Reflection & Learnings

This project reinforced for me that impactful design goes beyond aesthetics – it’s about understanding how people think, feel, and behave in high‑stakes moments. Clients weren’t dropping off because the interface was ugly; they were leaving because the questions felt intimidating, the product benefits weren’t clear, and they weren’t confident in the decisions they were making. By combining a structured heuristics evaluation with behavioural science and competitor insights, we were able to identify exactly where anxiety and confusion set in and redesign around those pain points.

Some key reflections:

  1. Transparency builds trust – When clients can see the value of the product and have access to “important cover details” without being overwhelmed, they feel more confident to proceed.

  2. Small friction = big abandonment – Even something as simple as asking for BMI created disproportionate drop‑offs. It reminded me how small details can have massive commercial impact.

  3. Tone & framing matter – Behaviourally informed language made a huge difference. Framing medical questions around actions rather than labels encouraged honesty and reduced intimidation.

  4. Save flexibility reduces anxiety – Insurance is a serious financial decision.
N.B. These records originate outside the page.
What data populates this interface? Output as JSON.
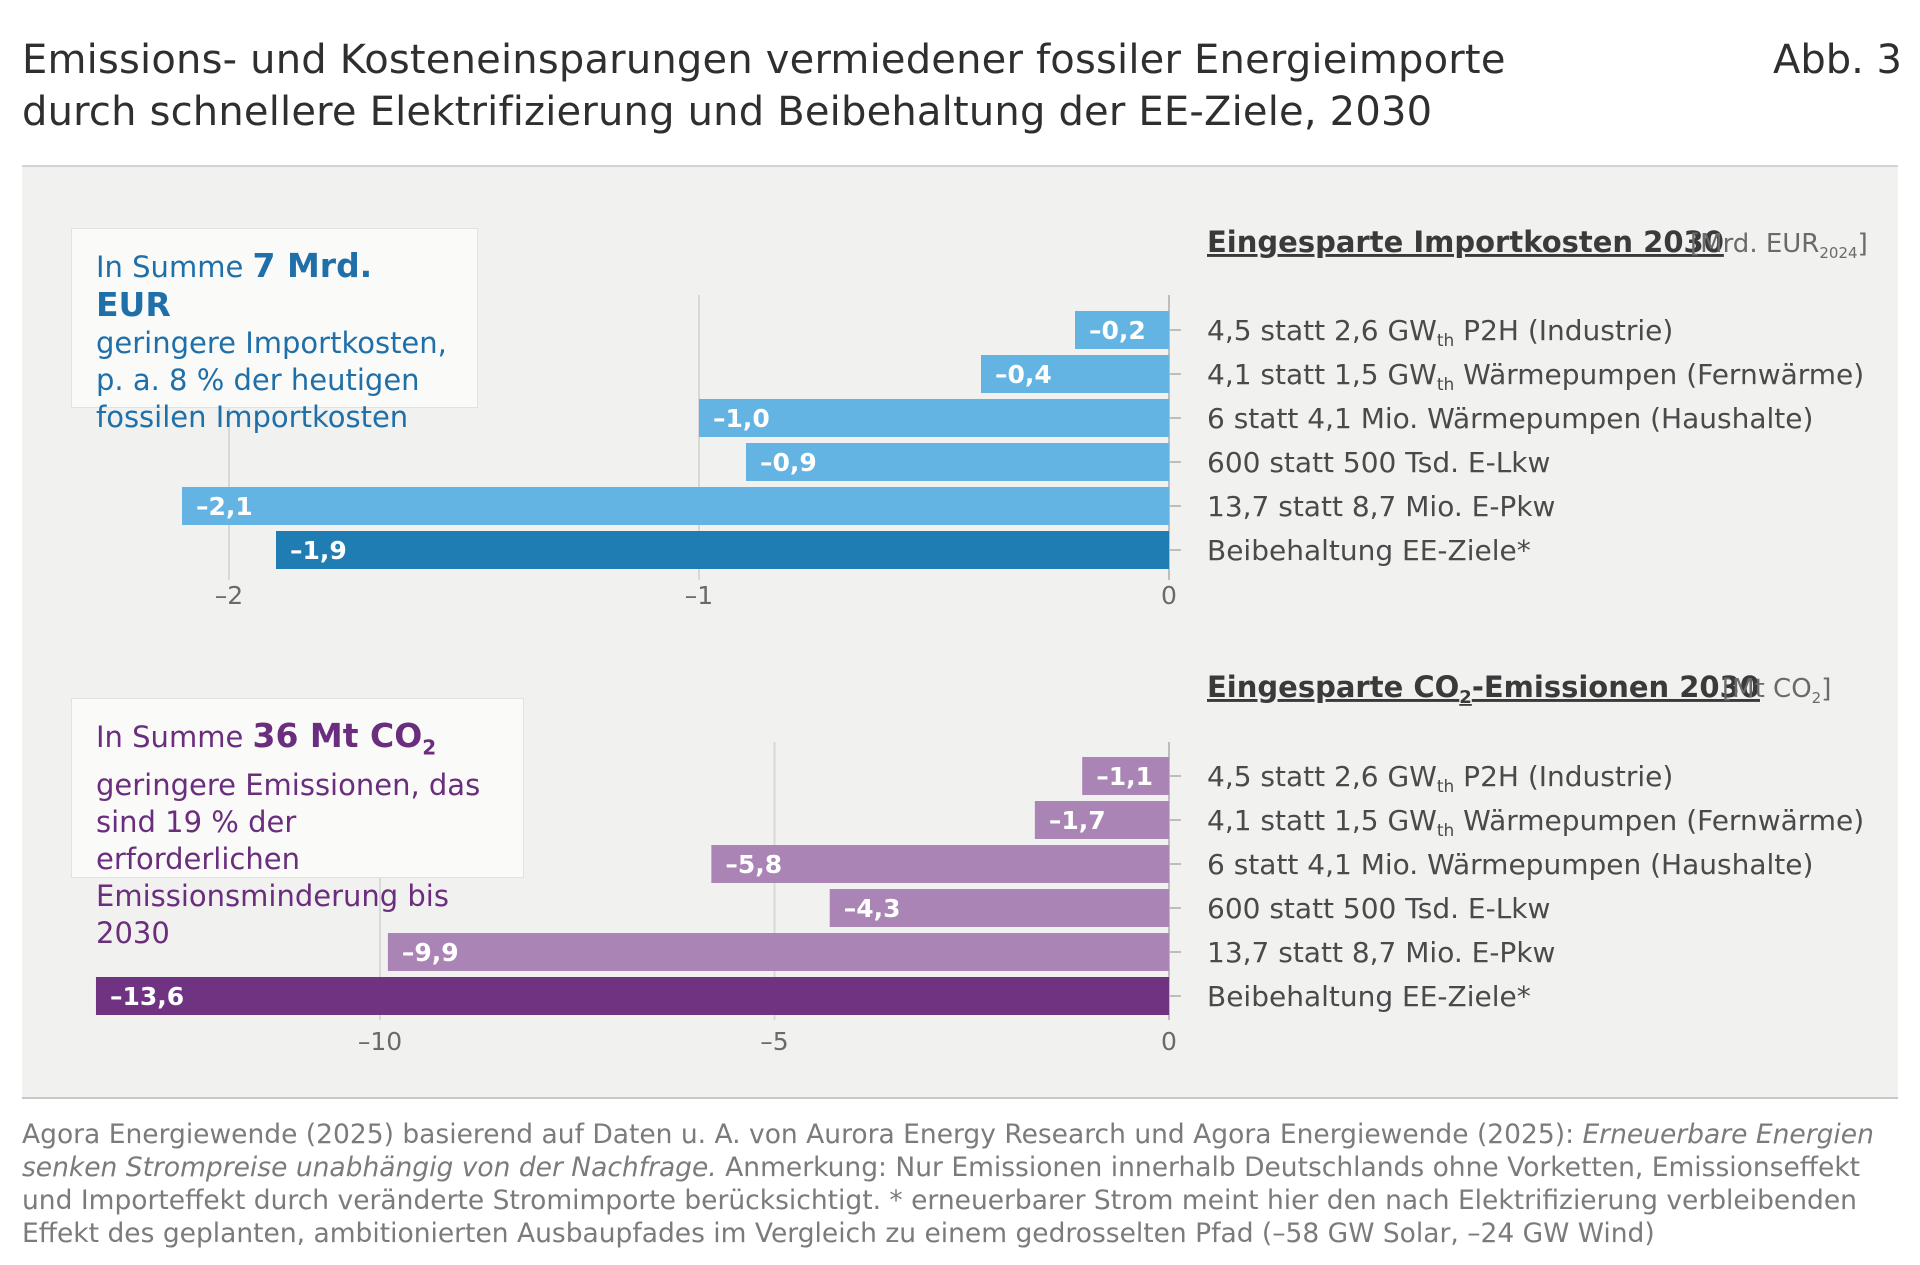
{
  "title": "Emissions- und Kosteneinsparungen vermiedener fossiler Energieimporte durch schnellere Elektrifizierung und Beibehaltung der EE-Ziele, 2030",
  "figure_label": "Abb. 3",
  "colors": {
    "bar_light_blue": "#63b3e3",
    "bar_dark_blue": "#1f7db3",
    "bar_light_purple": "#a984b4",
    "bar_dark_purple": "#6f3382",
    "summary_blue_text": "#1f6fa8",
    "summary_purple_text": "#6b2d7d"
  },
  "summaries": {
    "cost": {
      "prefix": "In Summe",
      "highlight": "7 Mrd. EUR",
      "lines": [
        "geringere Importkosten,",
        "p. a. 8 % der heutigen",
        "fossilen Importkosten"
      ]
    },
    "emissions": {
      "prefix": "In Summe",
      "highlight": "36 Mt CO",
      "highlight_sub": "2",
      "lines": [
        "geringere Emissionen, das",
        "sind 19 % der erforderlichen",
        "Emissionsminderung bis 2030"
      ]
    }
  },
  "chart_data": [
    {
      "type": "bar",
      "orientation": "horizontal",
      "title": "Eingesparte Importkosten 2030",
      "unit": "[Mrd. EUR",
      "unit_sub": "2024",
      "unit_close": "]",
      "categories": [
        {
          "text": "4,5 statt 2,6 GW",
          "sub": "th",
          "rest": " P2H (Industrie)"
        },
        {
          "text": "4,1 statt 1,5 GW",
          "sub": "th",
          "rest": " Wärmepumpen (Fernwärme)"
        },
        {
          "text": "6 statt 4,1 Mio. Wärmepumpen (Haushalte)",
          "sub": "",
          "rest": ""
        },
        {
          "text": "600 statt 500 Tsd. E-Lkw",
          "sub": "",
          "rest": ""
        },
        {
          "text": "13,7 statt 8,7 Mio. E-Pkw",
          "sub": "",
          "rest": ""
        },
        {
          "text": "Beibehaltung  EE-Ziele*",
          "sub": "",
          "rest": ""
        }
      ],
      "values": [
        -0.2,
        -0.4,
        -1.0,
        -0.9,
        -2.1,
        -1.9
      ],
      "value_labels": [
        "–0,2",
        "–0,4",
        "–1,0",
        "–0,9",
        "–2,1",
        "–1,9"
      ],
      "highlight_index": 5,
      "xlim": [
        -2.1,
        0
      ],
      "ticks": [
        -2,
        -1,
        0
      ],
      "tick_labels": [
        "–2",
        "–1",
        "0"
      ]
    },
    {
      "type": "bar",
      "orientation": "horizontal",
      "title": "Eingesparte CO",
      "title_sub": "2",
      "title_rest": "-Emissionen 2030",
      "unit": "[Mt CO",
      "unit_sub": "2",
      "unit_close": "]",
      "categories": [
        {
          "text": "4,5 statt 2,6 GW",
          "sub": "th",
          "rest": " P2H (Industrie)"
        },
        {
          "text": "4,1 statt 1,5 GW",
          "sub": "th",
          "rest": " Wärmepumpen (Fernwärme)"
        },
        {
          "text": "6 statt 4,1 Mio. Wärmepumpen (Haushalte)",
          "sub": "",
          "rest": ""
        },
        {
          "text": "600 statt 500 Tsd. E-Lkw",
          "sub": "",
          "rest": ""
        },
        {
          "text": "13,7 statt 8,7 Mio. E-Pkw",
          "sub": "",
          "rest": ""
        },
        {
          "text": "Beibehaltung  EE-Ziele*",
          "sub": "",
          "rest": ""
        }
      ],
      "values": [
        -1.1,
        -1.7,
        -5.8,
        -4.3,
        -9.9,
        -13.6
      ],
      "value_labels": [
        "–1,1",
        "–1,7",
        "–5,8",
        "–4,3",
        "–9,9",
        "–13,6"
      ],
      "highlight_index": 5,
      "xlim": [
        -13.6,
        0
      ],
      "ticks": [
        -10,
        -5,
        0
      ],
      "tick_labels": [
        "–10",
        "–5",
        "0"
      ]
    }
  ],
  "source": {
    "part1": "Agora Energiewende (2025) basierend auf Daten u. A. von Aurora Energy Research und Agora Energiewende (2025): ",
    "italic": "Erneuerbare Energien senken Strompreise unabhängig von der Nachfrage.",
    "part2": " Anmerkung: Nur Emissionen innerhalb Deutschlands ohne Vorketten, Emissionseffekt und Importeffekt durch veränderte Stromimporte berücksichtigt. * erneuerbarer Strom meint hier den nach Elektrifizierung verbleibenden Effekt des geplanten, ambitionierten Ausbaupfades im Vergleich zu einem gedrosselten Pfad (–58 GW Solar, –24 GW Wind)"
  }
}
Adding save/resume points and making them prominent gave clients the sense of control they needed to complete the journey.

  5. Heuristics + Behavioural Science is a powerful duo – Heuristics gave us the structural fixes; behavioural insights gave us the human touch. Together, they created a journey that is both rationally efficient and emotionally supportive.

  6. Competitor benchmarking provided context – Seeing how Capitec and FNB simplified and personalised their flows reminded us that clarity and guidance are competitive advantages, not just “nice to haves.”

Overall, this work reminded me that great product design is as much about psychology as pixels. When we respect users’ cognitive and emotional states, we not only improve conversion but also build lasting trust with the brand.